RANOCCHIA DI RIGORE, KHARJA ACCORCIA - La partita, quasi finita all’intervallo, si rianima in avvio di ripresa con una decina di minuti di fuoco. Ballardini azzecca la mossa togliendo l’esordiente frastornato Jelenic e rimpiazzandolo con Mesto. Il suo Genoa risponde nel migliore dei modi e al 53’ Ranocchia stende Rudolf lanciato in porta. L’arbitro concede il penalty e ammonisce l’ex di turno, che rischia seriamente il rosso e può dirsi fortunato. Dal dischetto va Kharja, che accorcia le distanze spiazzando Castellazzi. Un episodio che, forse, con l’espulsione avrebbe stravolto il match.

MARIGA RISTABILISCE LE DISTANZE - L’Inter, però, dimostra ancora una volta di aver ritrovato il proprio carattere. Al 57’ non manca una mezza polemica con Muntari che non accetta la sostituzione con Biabiany e spintona Beppe Baresi al momento di sedersi in panchina. Ma la reazione c’è eccome. Ranocchia sfiora il 3-1 con un’incornata sugli sviluppi di un corner. Mariga, in una circostanza simile, fa meglio. E al 60’ insacca di testa il terzo gol nerazzurro, quello che tiene a distanza il Genoa.

BALLARDINI POLEMIZZA - "Il Genoa ha fatto una buona partita – commenta il tecnico del Genoa -ha creato più dell'Inter ma quando si viene qua si sa che le cose vanno così. Mi riferisco alla mancata espulsione di Ranocchia? Sì. La sudditanza psicologica c’è sempre stata. Quando si viene a San Siro si sa che bisogna fare una grande partita ma anche che non ci devono essere episodi dubbi. L'arbitro fa sempre il suo dovere ma e' sempre condizionato dal nome della squadra che ci ospita”.
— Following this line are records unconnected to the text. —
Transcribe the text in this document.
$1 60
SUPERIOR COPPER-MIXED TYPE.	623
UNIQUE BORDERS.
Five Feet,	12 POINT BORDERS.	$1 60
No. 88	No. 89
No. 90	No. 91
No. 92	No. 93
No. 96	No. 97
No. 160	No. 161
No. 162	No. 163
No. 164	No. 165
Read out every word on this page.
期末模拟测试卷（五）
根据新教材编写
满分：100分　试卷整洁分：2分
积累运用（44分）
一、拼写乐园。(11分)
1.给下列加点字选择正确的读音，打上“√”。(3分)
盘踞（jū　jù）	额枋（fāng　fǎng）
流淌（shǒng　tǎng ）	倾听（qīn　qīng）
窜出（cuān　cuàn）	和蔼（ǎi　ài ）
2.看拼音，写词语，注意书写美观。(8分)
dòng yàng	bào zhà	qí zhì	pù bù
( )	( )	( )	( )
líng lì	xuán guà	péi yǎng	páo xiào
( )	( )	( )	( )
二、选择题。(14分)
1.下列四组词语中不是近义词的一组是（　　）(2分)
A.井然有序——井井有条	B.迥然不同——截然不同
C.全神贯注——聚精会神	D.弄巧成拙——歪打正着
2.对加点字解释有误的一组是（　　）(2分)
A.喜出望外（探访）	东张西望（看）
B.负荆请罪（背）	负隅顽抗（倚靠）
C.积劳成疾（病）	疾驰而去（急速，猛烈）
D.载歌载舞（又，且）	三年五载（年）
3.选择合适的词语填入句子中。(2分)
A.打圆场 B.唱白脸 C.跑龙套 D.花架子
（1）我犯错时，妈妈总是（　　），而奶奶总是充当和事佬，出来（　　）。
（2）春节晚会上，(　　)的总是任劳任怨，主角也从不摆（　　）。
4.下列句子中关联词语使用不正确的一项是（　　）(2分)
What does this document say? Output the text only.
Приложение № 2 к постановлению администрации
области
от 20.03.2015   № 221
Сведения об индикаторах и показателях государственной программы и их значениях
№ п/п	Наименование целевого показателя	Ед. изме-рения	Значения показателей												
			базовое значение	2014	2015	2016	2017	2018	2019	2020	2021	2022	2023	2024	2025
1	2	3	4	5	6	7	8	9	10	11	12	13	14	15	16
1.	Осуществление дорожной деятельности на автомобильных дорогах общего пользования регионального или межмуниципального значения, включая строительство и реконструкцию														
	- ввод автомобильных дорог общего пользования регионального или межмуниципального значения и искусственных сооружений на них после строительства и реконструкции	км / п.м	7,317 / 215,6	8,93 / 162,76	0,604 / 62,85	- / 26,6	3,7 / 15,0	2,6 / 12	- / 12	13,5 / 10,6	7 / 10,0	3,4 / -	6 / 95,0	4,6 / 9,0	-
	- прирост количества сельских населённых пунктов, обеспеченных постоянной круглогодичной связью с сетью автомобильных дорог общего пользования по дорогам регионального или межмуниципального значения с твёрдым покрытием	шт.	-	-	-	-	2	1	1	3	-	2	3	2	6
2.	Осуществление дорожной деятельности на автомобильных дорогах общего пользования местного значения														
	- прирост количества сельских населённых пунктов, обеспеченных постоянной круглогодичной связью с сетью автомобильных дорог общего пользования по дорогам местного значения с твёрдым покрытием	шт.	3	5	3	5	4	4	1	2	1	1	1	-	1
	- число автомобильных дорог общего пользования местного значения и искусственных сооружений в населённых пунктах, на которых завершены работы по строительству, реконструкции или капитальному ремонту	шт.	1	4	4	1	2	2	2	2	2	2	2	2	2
IL BILANCIO DI LEO - "Sono state tre gare diverse tra loro, ma certamente sono state prestazioni di grande voglia - ha detto Leonardo -. Anche oggi abbiamo dimostrato una grande voglia di fare subito risultato, la squadra si e' comportata benissimo. Abbiamo fatto alcuni cambi ed è normale che sui calci piazzati potevamo subire, devo dire che mi ha dato un po' fastidio, pero', subire il secondo gol nel finale quando dovevamo tenere la palla. Questa squadra c’è, ha un suo equilibrio, è evidente come in ogni situazione c’è una reazione perché i ragazzi si conoscono molto bene e questo aiuta l'allenatore. Penso che una decisione dell'arbitro possa incidere ma non determinare un risultato, noi penso che abbiamo fatto bene così come anche il Genoa".